Investigados na Operação Cavalo de Aço recebem penas de até 32 anos
Investigados na Operação Cavalo de Aço recebem penas de até 32 anos
Sentença foi prolatada pela Justiça de Itapeva
O Ministério Público de São Paulo obteve, junto ao Poder Judiciário em Itapeva, mais quatro condenações de investigados na Operação Cavalo de Aço, responsabilizando os réus por organização criminosa, falsa identidade e furtos qualificados. Os desvios de cargas mediante a clonagem de veículos e a utilização de documentos falsos para ludibriar empresas de transporte e cooperativas agrícolas resultaram em penas que foram de 31 anos de prisão para um dos homens e de 32 anos para os outros três, todos em regime inicial fechado.
Os quatro criminosos deverão ressarcir a empresa vítima em R$ 4.443.131,00, informou o promotor Renato Canarim. Foi decretado ainda o perdimento de bens e valores obtidos com as práticas criminosas.

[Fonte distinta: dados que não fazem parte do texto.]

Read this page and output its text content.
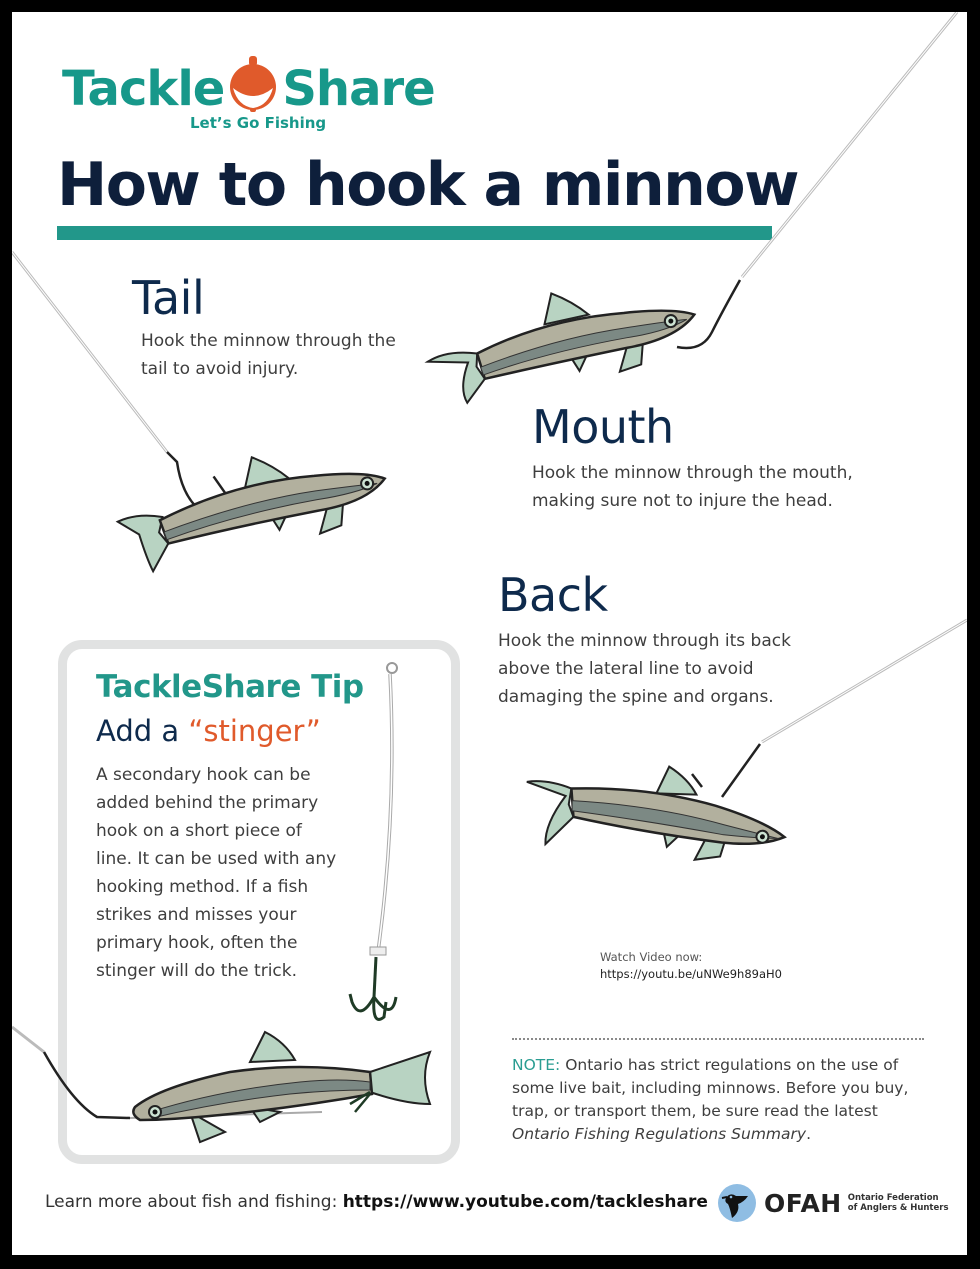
Tackle Share
Let’s Go Fishing
How to hook a minnow
Tail
Hook the minnow through the
tail to avoid injury.
Mouth
Hook the minnow through the mouth,
making sure not to injure the head.
Back
Hook the minnow through its back
above the lateral line to avoid
damaging the spine and organs.
TackleShare Tip
Add a “stinger”
A secondary hook can be
added behind the primary
hook on a short piece of
line. It can be used with any
hooking method. If a fish
strikes and misses your
primary hook, often the
stinger will do the trick.
Watch Video now:
https://youtu.be/uNWe9h89aH0
NOTE: Ontario has strict regulations on the use of some live bait, including minnows. Before you buy, trap, or transport them, be sure read the latest Ontario Fishing Regulations Summary.
Learn more about fish and fishing: https://www.youtube.com/tackleshare OFAH Ontario Federation
of Anglers & Hunters
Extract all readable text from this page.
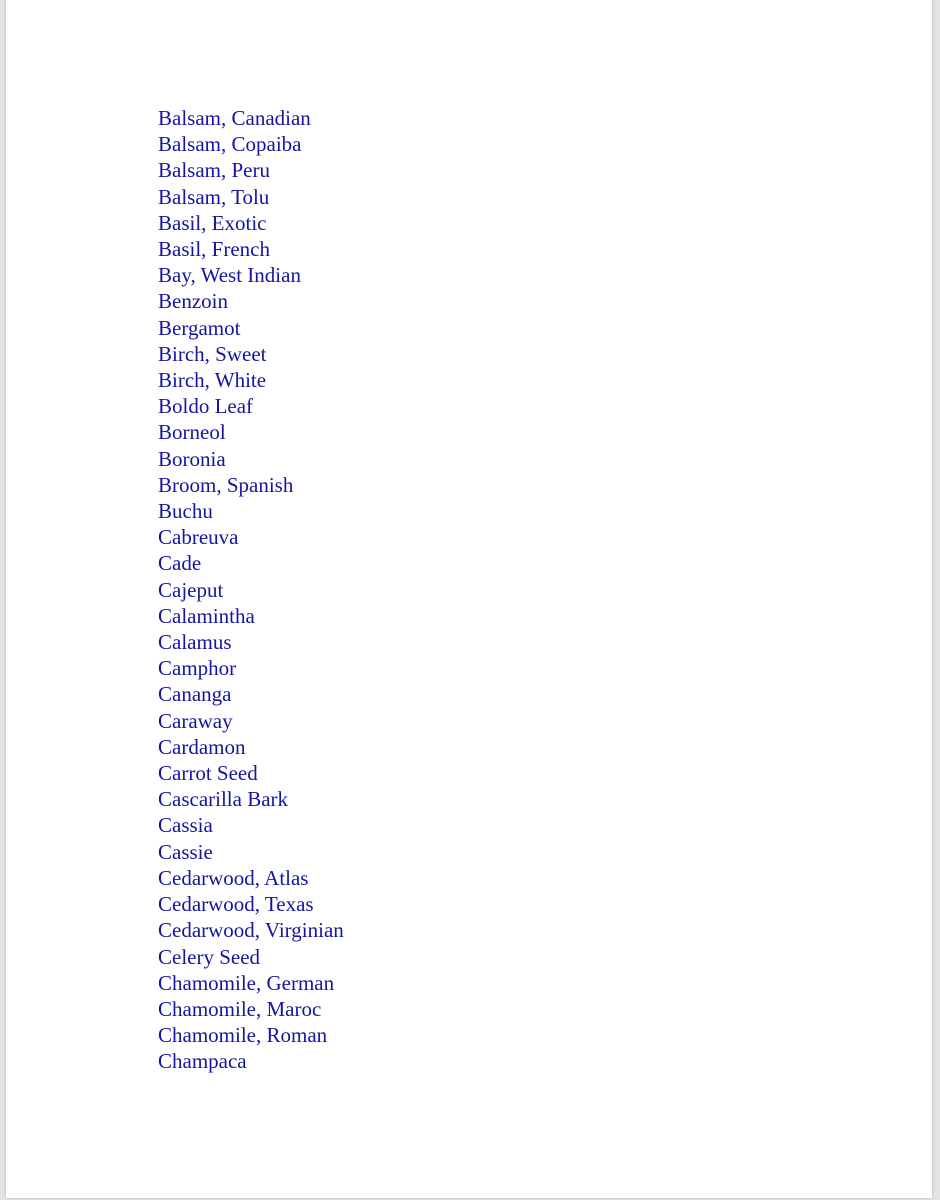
Balsam, Canadian
Balsam, Copaiba
Balsam, Peru
Balsam, Tolu
Basil, Exotic
Basil, French
Bay, West Indian
Benzoin
Bergamot
Birch, Sweet
Birch, White
Boldo Leaf
Borneol
Boronia
Broom, Spanish
Buchu
Cabreuva
Cade
Cajeput
Calamintha
Calamus
Camphor
Cananga
Caraway
Cardamon
Carrot Seed
Cascarilla Bark
Cassia
Cassie
Cedarwood, Atlas
Cedarwood, Texas
Cedarwood, Virginian
Celery Seed
Chamomile, German
Chamomile, Maroc
Chamomile, Roman
Champaca
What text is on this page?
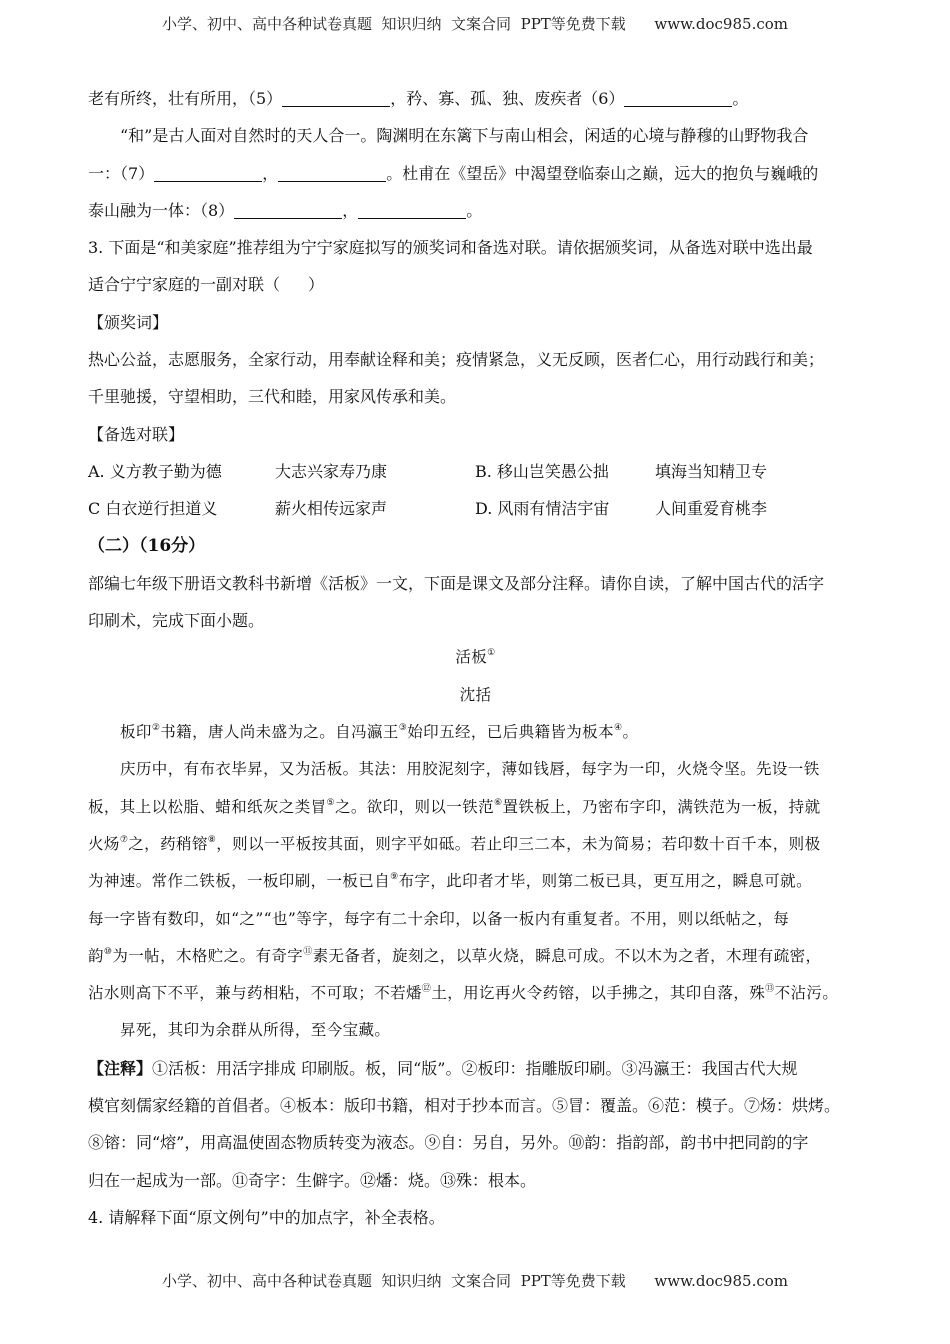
小学、初中、高中各种试卷真题  知识归纳  文案合同  PPT等免费下载      www.doc985.com
老有所终，壮有所用，（5）	，矜、寡、孤、独、废疾者（6）	。
“和”是古人面对自然时的天人合一。陶渊明在东篱下与南山相会，闲适的心境与静穆的山野物我合
一：（7）	，	。杜甫在《望岳》中渴望登临泰山之巅，远大的抱负与巍峨的
泰山融为一体：（8）	，	。
3. 下面是“和美家庭”推荐组为宁宁家庭拟写的颁奖词和备选对联。请依据颁奖词，从备选对联中选出最
适合宁宁家庭的一副对联（ ）
【颁奖词】
热心公益，志愿服务，全家行动，用奉献诠释和美；疫情紧急，义无反顾，医者仁心，用行动践行和美；
千里驰援，守望相助，三代和睦，用家风传承和美。
【备选对联】
A. 义方教子勤为德	大志兴家寿乃康	B. 移山岂笑愚公拙	填海当知精卫专
C 白衣逆行担道义	薪火相传远家声	D. 风雨有情洁宇宙	人间重爱育桃李
（二）（16分）
部编七年级下册语文教科书新增《活板》一文，下面是课文及部分注释。请你自读，了解中国古代的活字
印刷术，完成下面小题。
活板①
沈括
板印②书籍，唐人尚未盛为之。自冯瀛王③始印五经，已后典籍皆为板本④。
庆历中，有布衣毕昇，又为活板。其法：用胶泥刻字，薄如钱唇，每字为一印，火烧令坚。先设一铁
板，其上以松脂、蜡和纸灰之类冒⑤之。欲印，则以一铁范⑥置铁板上，乃密布字印，满铁范为一板，持就
火炀⑦之，药稍镕⑧，则以一平板按其面，则字平如砥。若止印三二本，未为简易；若印数十百千本，则极
为神速。常作二铁板，一板印刷，一板已自⑨布字，此印者才毕，则第二板已具，更互用之，瞬息可就。
每一字皆有数印，如“之”“也”等字，每字有二十余印，以备一板内有重复者。不用，则以纸帖之，每
韵⑩为一帖，木格贮之。有奇字⑪素无备者，旋刻之，以草火烧，瞬息可成。不以木为之者，木理有疏密，
沾水则高下不平，兼与药相粘，不可取；不若燔⑫土，用讫再火令药镕，以手拂之，其印自落，殊⑬不沾污。
昇死，其印为余群从所得，至今宝藏。
【注释】①活板：用活字排成 印刷版。板，同“版”。②板印：指雕版印刷。③冯瀛王：我国古代大规
模官刻儒家经籍的首倡者。④板本：版印书籍，相对于抄本而言。⑤冒：覆盖。⑥范：模子。⑦炀：烘烤。
⑧镕：同“熔”，用高温使固态物质转变为液态。⑨自：另自，另外。⑩韵：指韵部，韵书中把同韵的字
归在一起成为一部。⑪奇字：生僻字。⑫燔：烧。⑬殊：根本。
4. 请解释下面“原文例句”中的加点字，补全表格。
小学、初中、高中各种试卷真题  知识归纳  文案合同  PPT等免费下载      www.doc985.com
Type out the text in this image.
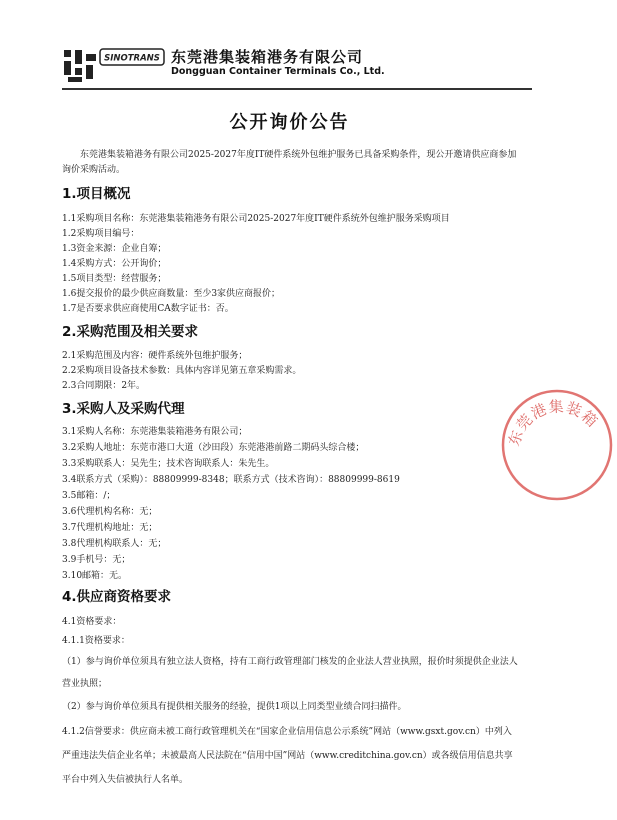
SINOTRANS 东莞港集装箱港务有限公司
Dongguan Container Terminals Co., Ltd.
公开询价公告
东莞港集装箱港务有限公司2025-2027年度IT硬件系统外包维护服务已具备采购条件，现公开邀请供应商参加询价采购活动。
1.项目概况
1.1采购项目名称：东莞港集装箱港务有限公司2025-2027年度IT硬件系统外包维护服务采购项目
1.2采购项目编号：
1.3资金来源：企业自筹；
1.4采购方式：公开询价；
1.5项目类型：经营服务；
1.6提交报价的最少供应商数量：至少3家供应商报价；
1.7是否要求供应商使用CA数字证书：否。
2.采购范围及相关要求
2.1采购范围及内容：硬件系统外包维护服务；
2.2采购项目设备技术参数：具体内容详见第五章采购需求。
2.3合同期限：2年。
3.采购人及采购代理
3.1采购人名称：东莞港集装箱港务有限公司；
3.2采购人地址：东莞市港口大道（沙田段）东莞港港前路二期码头综合楼；
3.3采购联系人：吴先生；技术咨询联系人：朱先生。
3.4联系方式（采购）：88809999-8348；联系方式（技术咨询）：88809999-8619
3.5邮箱：/；
3.6代理机构名称：无；
3.7代理机构地址：无；
3.8代理机构联系人：无；
3.9手机号：无；
3.10邮箱：无。
4.供应商资格要求
4.1资格要求：
4.1.1资格要求：
（1）参与询价单位须具有独立法人资格，持有工商行政管理部门核发的企业法人营业执照，报价时须提供企业法人营业执照；
（2）参与询价单位须具有提供相关服务的经验，提供1项以上同类型业绩合同扫描件。
4.1.2信誉要求：供应商未被工商行政管理机关在“国家企业信用信息公示系统”网站（www.gsxt.gov.cn）中列入严重违法失信企业名单；未被最高人民法院在“信用中国”网站（www.creditchina.gov.cn）或各级信用信息共享平台中列入失信被执行人名单。
东莞港集装箱
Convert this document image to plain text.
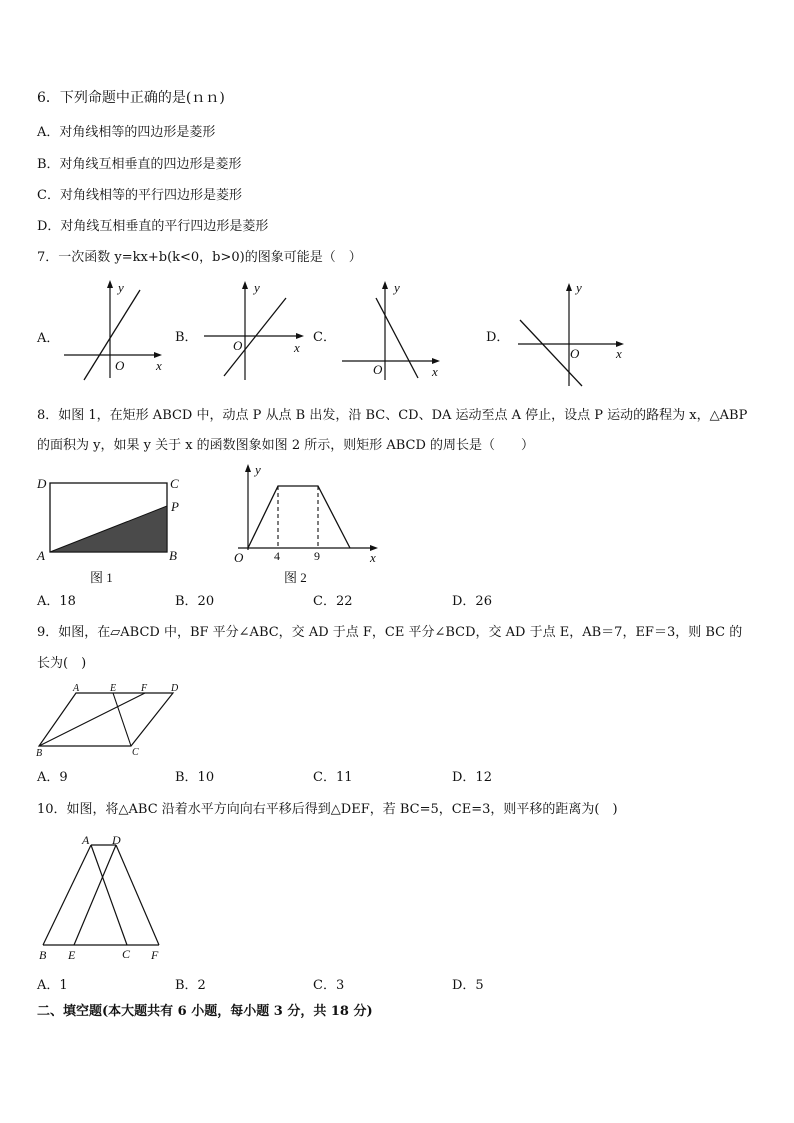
6．下列命题中正确的是(ｎｎ)
A．对角线相等的四边形是菱形
B．对角线互相垂直的四边形是菱形
C．对角线相等的平行四边形是菱形
D．对角线互相垂直的平行四边形是菱形
7．一次函数 y=kx+b(k<0，b>0)的图象可能是（　）
A．
y
x
O
B．
y
x
O
C．
y
x
O
D．
y
x
O
8．如图 1，在矩形 ABCD 中，动点 P 从点 B 出发，沿 BC、CD、DA 运动至点 A 停止，设点 P 运动的路程为 x，△ABP
的面积为 y，如果 y 关于 x 的函数图象如图 2 所示，则矩形 ABCD 的周长是（　　）
D	C
P
A	B
图 1
y
x
O	4	9
图 2
A．18	B．20	C．22	D．26
9．如图，在▱ABCD 中，BF 平分∠ABC，交 AD 于点 F，CE 平分∠BCD，交 AD 于点 E，AB＝7，EF＝3，则 BC 的
长为(　)
A	E F D
B	C
A．9	B．10	C．11	D．12
10．如图，将△ABC 沿着水平方向向右平移后得到△DEF，若 BC=5，CE=3，则平移的距离为(　)
A D
B E	C F
A．1	B．2	C．3	D．5
二、填空题(本大题共有 6 小题，每小题 3 分，共 18 分)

Segundo a 4ª Promotoria de Itapeva, os condenados usavam documentos falsificados, identidades falsas e caminhões clonados para retirar mercadorias em cooperativas e empresas do setor agrícola, simulando operações regulares de transporte. Após os carregamentos, as cargas eram desviadas e revendidas.
Ainda conforme o apurado, os integrantes da quadrilha fraudavam cadastros em empresas de gerenciamento de risco e intermediação de transporte, usando dados verdadeiros de terceiros para dar aparência de legalidade às operações. Motoristas apresentavam documentos falsos e conduziam veículos com placas adulteradas para retirar os produtos, principalmente carregamentos de soja.